Everything, he says interview after interview, but his sharpness of mind. Remember, this is a fellow who once composed some of the most imaginative verses of his day:

Now Clay swings with a right,

What a beautiful swing,

And the punch raises the bear,

Clear out of the ring.

Liston is still rising

And the ref wears a frown,

For he can’t start counting,

Till Sonny comes down...

So does Ali, with his daughter as coauthor, write up to his enormous potential? How about describing what it’s like to be the most famous Muslim in Bush’s America? Or a chapter on having the bejesus beaten out of him by Trevor Burbick, a mediocre piece of heavyweight flab Mike Tyson KO’d in six minutes?

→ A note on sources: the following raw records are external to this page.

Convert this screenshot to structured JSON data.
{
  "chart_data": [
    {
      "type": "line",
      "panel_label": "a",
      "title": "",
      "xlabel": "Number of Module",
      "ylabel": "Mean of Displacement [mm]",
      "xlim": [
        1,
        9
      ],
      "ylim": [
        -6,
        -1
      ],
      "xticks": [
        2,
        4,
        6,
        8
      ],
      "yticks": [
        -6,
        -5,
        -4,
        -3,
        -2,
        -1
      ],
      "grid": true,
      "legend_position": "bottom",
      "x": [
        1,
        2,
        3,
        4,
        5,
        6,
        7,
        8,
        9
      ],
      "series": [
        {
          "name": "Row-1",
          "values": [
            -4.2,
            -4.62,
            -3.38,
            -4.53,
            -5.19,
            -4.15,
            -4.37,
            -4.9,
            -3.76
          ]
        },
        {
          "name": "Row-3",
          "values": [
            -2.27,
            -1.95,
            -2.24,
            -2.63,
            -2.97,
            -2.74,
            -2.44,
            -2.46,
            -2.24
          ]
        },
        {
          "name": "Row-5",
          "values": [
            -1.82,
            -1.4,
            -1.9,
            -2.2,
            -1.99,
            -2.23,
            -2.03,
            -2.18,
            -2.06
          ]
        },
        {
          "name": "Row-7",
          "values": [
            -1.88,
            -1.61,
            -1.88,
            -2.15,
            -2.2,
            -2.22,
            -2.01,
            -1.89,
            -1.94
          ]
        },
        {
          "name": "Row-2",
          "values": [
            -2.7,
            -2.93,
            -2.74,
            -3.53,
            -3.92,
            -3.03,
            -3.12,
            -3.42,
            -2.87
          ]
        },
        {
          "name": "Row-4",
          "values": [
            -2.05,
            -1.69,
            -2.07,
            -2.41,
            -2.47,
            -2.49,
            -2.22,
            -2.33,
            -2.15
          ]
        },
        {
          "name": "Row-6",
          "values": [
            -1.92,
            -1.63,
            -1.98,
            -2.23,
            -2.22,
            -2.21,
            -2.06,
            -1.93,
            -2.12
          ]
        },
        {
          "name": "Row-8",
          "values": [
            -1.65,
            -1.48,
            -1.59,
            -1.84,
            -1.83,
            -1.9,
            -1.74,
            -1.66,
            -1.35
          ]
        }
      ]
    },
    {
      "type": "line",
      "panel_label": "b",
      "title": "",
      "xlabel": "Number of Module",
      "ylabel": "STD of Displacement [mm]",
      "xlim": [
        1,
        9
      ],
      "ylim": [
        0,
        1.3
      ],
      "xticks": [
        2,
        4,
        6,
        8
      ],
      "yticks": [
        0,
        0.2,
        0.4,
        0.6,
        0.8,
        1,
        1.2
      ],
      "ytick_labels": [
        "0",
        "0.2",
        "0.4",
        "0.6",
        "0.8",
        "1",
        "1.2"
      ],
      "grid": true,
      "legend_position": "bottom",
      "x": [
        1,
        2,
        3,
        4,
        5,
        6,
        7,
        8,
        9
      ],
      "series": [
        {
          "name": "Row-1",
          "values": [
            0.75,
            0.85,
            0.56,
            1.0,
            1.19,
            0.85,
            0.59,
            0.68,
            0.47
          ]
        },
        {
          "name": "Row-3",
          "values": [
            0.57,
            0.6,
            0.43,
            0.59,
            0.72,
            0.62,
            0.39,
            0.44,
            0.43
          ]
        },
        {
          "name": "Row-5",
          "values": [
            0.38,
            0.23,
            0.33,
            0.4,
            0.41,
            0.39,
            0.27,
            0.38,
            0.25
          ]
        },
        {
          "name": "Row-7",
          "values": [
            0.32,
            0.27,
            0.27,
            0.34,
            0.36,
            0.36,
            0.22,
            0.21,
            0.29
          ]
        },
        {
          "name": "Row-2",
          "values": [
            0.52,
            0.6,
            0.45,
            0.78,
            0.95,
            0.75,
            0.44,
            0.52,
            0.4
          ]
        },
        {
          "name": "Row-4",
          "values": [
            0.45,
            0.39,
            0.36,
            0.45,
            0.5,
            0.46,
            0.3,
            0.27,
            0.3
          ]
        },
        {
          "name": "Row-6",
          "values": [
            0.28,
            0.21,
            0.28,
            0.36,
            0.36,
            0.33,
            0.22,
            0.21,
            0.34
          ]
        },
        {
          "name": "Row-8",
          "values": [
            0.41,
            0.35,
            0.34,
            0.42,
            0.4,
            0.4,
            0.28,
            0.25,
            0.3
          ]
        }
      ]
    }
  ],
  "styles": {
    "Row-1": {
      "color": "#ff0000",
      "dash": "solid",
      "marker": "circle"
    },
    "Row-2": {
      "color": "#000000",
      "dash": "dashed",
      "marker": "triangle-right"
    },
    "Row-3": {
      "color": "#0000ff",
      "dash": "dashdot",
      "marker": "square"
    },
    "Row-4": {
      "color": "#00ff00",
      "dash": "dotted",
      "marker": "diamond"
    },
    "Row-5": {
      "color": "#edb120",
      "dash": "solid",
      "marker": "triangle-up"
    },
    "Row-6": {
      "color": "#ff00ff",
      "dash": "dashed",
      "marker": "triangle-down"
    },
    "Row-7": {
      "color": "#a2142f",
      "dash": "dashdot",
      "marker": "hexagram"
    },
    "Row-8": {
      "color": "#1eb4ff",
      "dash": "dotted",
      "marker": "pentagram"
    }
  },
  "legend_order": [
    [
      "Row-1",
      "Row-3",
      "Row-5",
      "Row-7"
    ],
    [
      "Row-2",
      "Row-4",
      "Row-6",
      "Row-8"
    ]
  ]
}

Alas, the only thing new we learn about Muhammad Ali in “Soul of a Butterfly” is that he loves his George Foreman grill.

Not that the publisher thought we’d read it anyway. Simon & Schuster obscured the words with so many butterfly silhouettes and oversized fonts they made it clear they were interested in selling gifts, not books. And to make absolutely sure they’d scare readers away, they let Hana Ali run loose in her “Letter to the World,” otherwise known as a preface, writing that her father is “my constant truth, my strength, my heaven on earth” before launching into a poem so sappy I can only stand to quote the end of it:

No picture has ever sufficiently captured

The smile in his angelic eyes,

And no book will ever fully explain

the beauty that Ali has defined.

Seriously though, how can somebody who sees her father in such terms help him craft a sincere telling of his life? As a matter of fact, she can’t. Instead, daddy and daughter throw together an assortment of parables and aphorisms so clichéd they’d barely qualify as closing thoughts on a Dr. Phil special. “Giving because you genuinely want to help a person or a worthy cause while remaining anonymous is true charity,” Ali sermonizes. “That is the kind of giver I wanted to be . . . a giver from the heart.” Or try this nugget of 24-carat cheese: “Material things lose their value over time, while matters of the heart deepen and strengthen with age and wisdom.”

So is that what’s left of the Greatest? A purveyor of time-tested drivel? A few weeks ago, I went to a book signing to meet Joe Frazier. Putting a boxing glove in front of him to sign, I asked if he ever missed lacing the things up. “You kiddin’?” he snapped. “I put gloves on every day. Feel this, young man.” Then he flexed his heaping bicep as if he were preparing to use it. When I met Ali last Wednesday, at a promotion at the Hue-Man bookstore in Harlem, he patted my shoulder like we were old buds and laid such “angelic eyes” on me that, had I had something I say, I probably would have forgotten. Am I horrible for asking what happened to the guy who liked whupping people so bad he’d draw it out for fun? What’s a boxing fan to do—cry?

Personally, I had a picture taken. I figure for $22, I got my money’s worth. It was the autograph dealers who felt gypped. They’d purchased event tickets on the promise of pre-signed books, which they hoped to turn around for a profit on eBay. What they discovered was that all the signatures were identical, loop for loop, squiggle for squiggle. It was funny watching so many people, who five minutes earlier had shaken hands with this monolith of love, screaming at innocent cashiers, “What the f*ck did I waste my time for? This signature is autopenned!” That’s right, buddy. So is the entire book.